SPRINGFIELD – Automobile insurers can enforce agreements that allow either side to reject an arbitration award, the Illinois Supreme Court ruled on April 21.
Smashing four precedents, the Justices held that a provision allowing either side to demand trial after arbitration is not unconscionable and doesn't violate public policy.
They found an imbalance in rights but didn't find the terms so inordinately one sided that they must refrain from enforcing them.
The decision disappointed plaintiff Martha Rosen and the Illinois Trial Lawyers Association, which supported her as friend of the court.
Rosen suffered injuries in 2001, in a collision with a driver who carried $25,000 in coverage for bodily injury.
Rosen carried $500,000 in coverage for under insured motorists in her policy with Phoenix Insurance, a Travelers company, so she filed a claim with Phoenix.
Her policy provided binding arbitration, "only if the amount does not exceed the minimum limit for bodily injury specified by the Illinois Safety Responsibility Law."
It provided that if an amount exceeded the limit, either party might demand a trial.
When Rosen's arbitrators awarded $382,500, Travelers sued in Cook County circuit court to reject the award and demand a jury trial.
Rosen asserted in defense that the provision was invalid and unenforceable.
She filed a counterclaim, and Travelers moved to dismiss it and strike her defense.
A judge granted the motion, but First District appeals judges reversed the decision.
They found that the provision unfairly and unequivocally favored insurers.
They found insurers unlikely to appeal low awards and likely to appeal high ones.
They found the provision violated public policy considerations in support of arbitration, by increasing time and costs of settlement.
At the Supreme Court, Travelers argued that the provision must be valid for under insured coverage because state law requires it for uninsured coverage.
Rosen replied that if legislators required it for uninsured coverage but not for under insured coverage, they must have meant to prohibit it for under insured coverage.
No one at the Supreme Court agreed.
"This Court has a long tradition of upholding the right of parties to freely contract," Justice Rita Garman wrote.
"Thus, the power to declare a private contract invalid on public policy grounds is exercised sparingly," she wrote.
"An agreement will not be invalidated unless it is clearly contrary to what the constitution, the statutes, or the decisions of the courts have declared to be the public policy of Illinois or unless it is manifestly injurious to the public welfare," she wrote.
She wrote that under insured coverage serves the same purpose as uninsured coverage, and that the law links them inextricably.

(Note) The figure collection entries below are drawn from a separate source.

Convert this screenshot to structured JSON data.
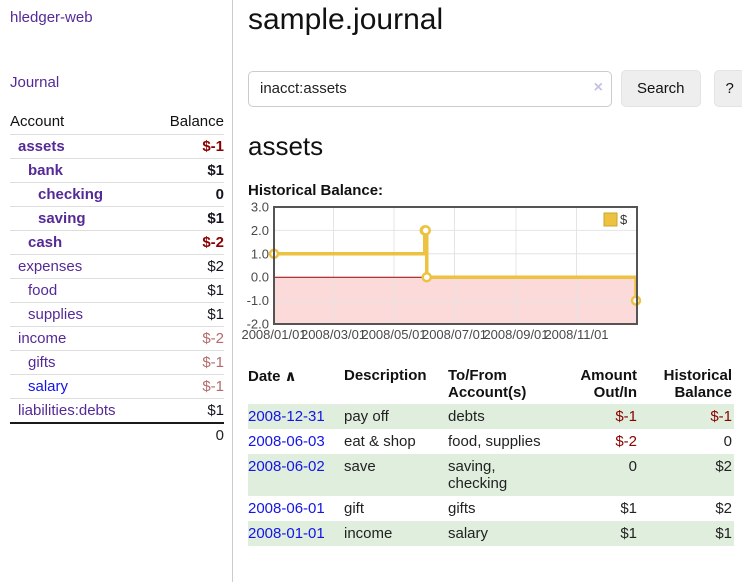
{
  "app": {
    "brand": "hledger-web"
  },
  "sidebar": {
    "journal_link": "Journal",
    "table": {
      "account_header": "Account",
      "balance_header": "Balance",
      "rows": [
        {
          "account": "assets",
          "balance": "$-1",
          "depth": 1,
          "bold": true,
          "negative": "strong"
        },
        {
          "account": "bank",
          "balance": "$1",
          "depth": 2,
          "bold": true,
          "negative": "none"
        },
        {
          "account": "checking",
          "balance": "0",
          "depth": 3,
          "bold": true,
          "negative": "none"
        },
        {
          "account": "saving",
          "balance": "$1",
          "depth": 3,
          "bold": true,
          "negative": "none"
        },
        {
          "account": "cash",
          "balance": "$-2",
          "depth": 2,
          "bold": true,
          "negative": "strong"
        },
        {
          "account": "expenses",
          "balance": "$2",
          "depth": 1,
          "bold": false,
          "negative": "none"
        },
        {
          "account": "food",
          "balance": "$1",
          "depth": 2,
          "bold": false,
          "negative": "none"
        },
        {
          "account": "supplies",
          "balance": "$1",
          "depth": 2,
          "bold": false,
          "negative": "none"
        },
        {
          "account": "income",
          "balance": "$-2",
          "depth": 1,
          "bold": false,
          "negative": "soft"
        },
        {
          "account": "gifts",
          "balance": "$-1",
          "depth": 2,
          "bold": false,
          "negative": "soft"
        },
        {
          "account": "salary",
          "balance": "$-1",
          "depth": 2,
          "bold": false,
          "negative": "soft",
          "link_color": "blue"
        },
        {
          "account": "liabilities:debts",
          "balance": "$1",
          "depth": 1,
          "bold": false,
          "negative": "none"
        }
      ],
      "total": "0"
    }
  },
  "header": {
    "title": "sample.journal"
  },
  "search": {
    "value": "inacct:assets",
    "clear_icon": "×",
    "button_label": "Search",
    "help_label": "?"
  },
  "account_page": {
    "title": "assets",
    "chart_label": "Historical Balance:"
  },
  "chart_data": {
    "type": "line",
    "step": true,
    "title": "Historical Balance:",
    "legend": "$",
    "legend_position": "top-right",
    "series": [
      {
        "name": "$",
        "color": "#edc240",
        "points": [
          [
            "2008-01-01",
            1
          ],
          [
            "2008-06-01",
            2
          ],
          [
            "2008-06-02",
            2
          ],
          [
            "2008-06-03",
            0
          ],
          [
            "2008-12-31",
            -1
          ]
        ]
      }
    ],
    "x_domain": [
      "2008-01-01",
      "2009-01-01"
    ],
    "x_ticks": [
      {
        "date": "2008-01-01",
        "label": "2008/01/01"
      },
      {
        "date": "2008-03-01",
        "label": "2008/03/01"
      },
      {
        "date": "2008-05-01",
        "label": "2008/05/01"
      },
      {
        "date": "2008-07-01",
        "label": "2008/07/01"
      },
      {
        "date": "2008-09-01",
        "label": "2008/09/01"
      },
      {
        "date": "2008-11-01",
        "label": "2008/11/01"
      }
    ],
    "y_ticks": [
      3.0,
      2.0,
      1.0,
      0.0,
      -1.0,
      -2.0
    ],
    "ylim": [
      -2,
      3
    ],
    "grid": true,
    "colors": {
      "grid": "#e4e4e4",
      "border": "#545454",
      "zero_line": "#990000",
      "negative_region": "#fcdada",
      "tick_text": "#4a4a4a"
    }
  },
  "register": {
    "sort_icon": "∧",
    "columns": [
      {
        "label": "Date",
        "align": "left",
        "sorted": true
      },
      {
        "label": "Description",
        "align": "left"
      },
      {
        "label": "To/From Account(s)",
        "align": "left"
      },
      {
        "label": "Amount Out/In",
        "align": "right"
      },
      {
        "label": "Historical Balance",
        "align": "right"
      }
    ],
    "rows": [
      {
        "date": "2008-12-31",
        "description": "pay off",
        "accounts": "debts",
        "amount": "$-1",
        "balance": "$-1",
        "amount_negative": true,
        "balance_negative": true,
        "shaded": true
      },
      {
        "date": "2008-06-03",
        "description": "eat & shop",
        "accounts": "food, supplies",
        "amount": "$-2",
        "balance": "0",
        "amount_negative": true,
        "balance_negative": false,
        "shaded": false
      },
      {
        "date": "2008-06-02",
        "description": "save",
        "accounts": "saving, checking",
        "amount": "0",
        "balance": "$2",
        "amount_negative": false,
        "balance_negative": false,
        "shaded": true
      },
      {
        "date": "2008-06-01",
        "description": "gift",
        "accounts": "gifts",
        "amount": "$1",
        "balance": "$2",
        "amount_negative": false,
        "balance_negative": false,
        "shaded": false
      },
      {
        "date": "2008-01-01",
        "description": "income",
        "accounts": "salary",
        "amount": "$1",
        "balance": "$1",
        "amount_negative": false,
        "balance_negative": false,
        "shaded": true
      }
    ]
  }
}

"Importantly, the legislature did more than simply condone the use of such provisions in the uninsured motorist context; it explicitly required their use," she wrote.
"Where the public policy as expressed by the legislature affirmatively requires a contractual provision in one context, it would be inconsistent to say that an identical provision in a highly related context is so against public policy that we must refuse to enforce it, unless some distinction between the two contexts supports such a result," she wrote.
She agreed the Justices shouldn't read silence in the law on under insured coverage as endorsement of the provision, but wrote that they wouldn't read it as prohibition.
"To do so would be to require the legislature to enumerate in every statute all actions private parties may take that would not violate public policy," she wrote.
Garman also wrote that the provision isn't totally one sided as Rosen argued.
She wrote that a policy holder with an award over $20,000 can seek a new trial if he
believes the award is insufficient.
"While it is certainly true that an insurer is more likely to want an award less than $20,000 to be binding, it is not clear that any award over $20,000 will be rejected by the insurer," she wrote.
She wrote that "when an insured is bound to an award less than $20,000, it is not an award crafted by the insurance company for its own benefit."
"Rather, the arbitration agreement is designed to result in an award that is the product of the informed and reasoned judgments of an impartial panel of arbitrators.
"Rosen has not suggested that the terms of her insurance agreement were hidden from her or unclear to her."
She wrote that although a trial demand puts time pressure on Rosen, the arbitrator's determination allows the parties to evaluate their positions with respect to settlement.
Her colleagues concurred except Chief Justice Thomas Kilbride, who didn't take part.
The opinion overruled four appellate court decisions that rejected the provision.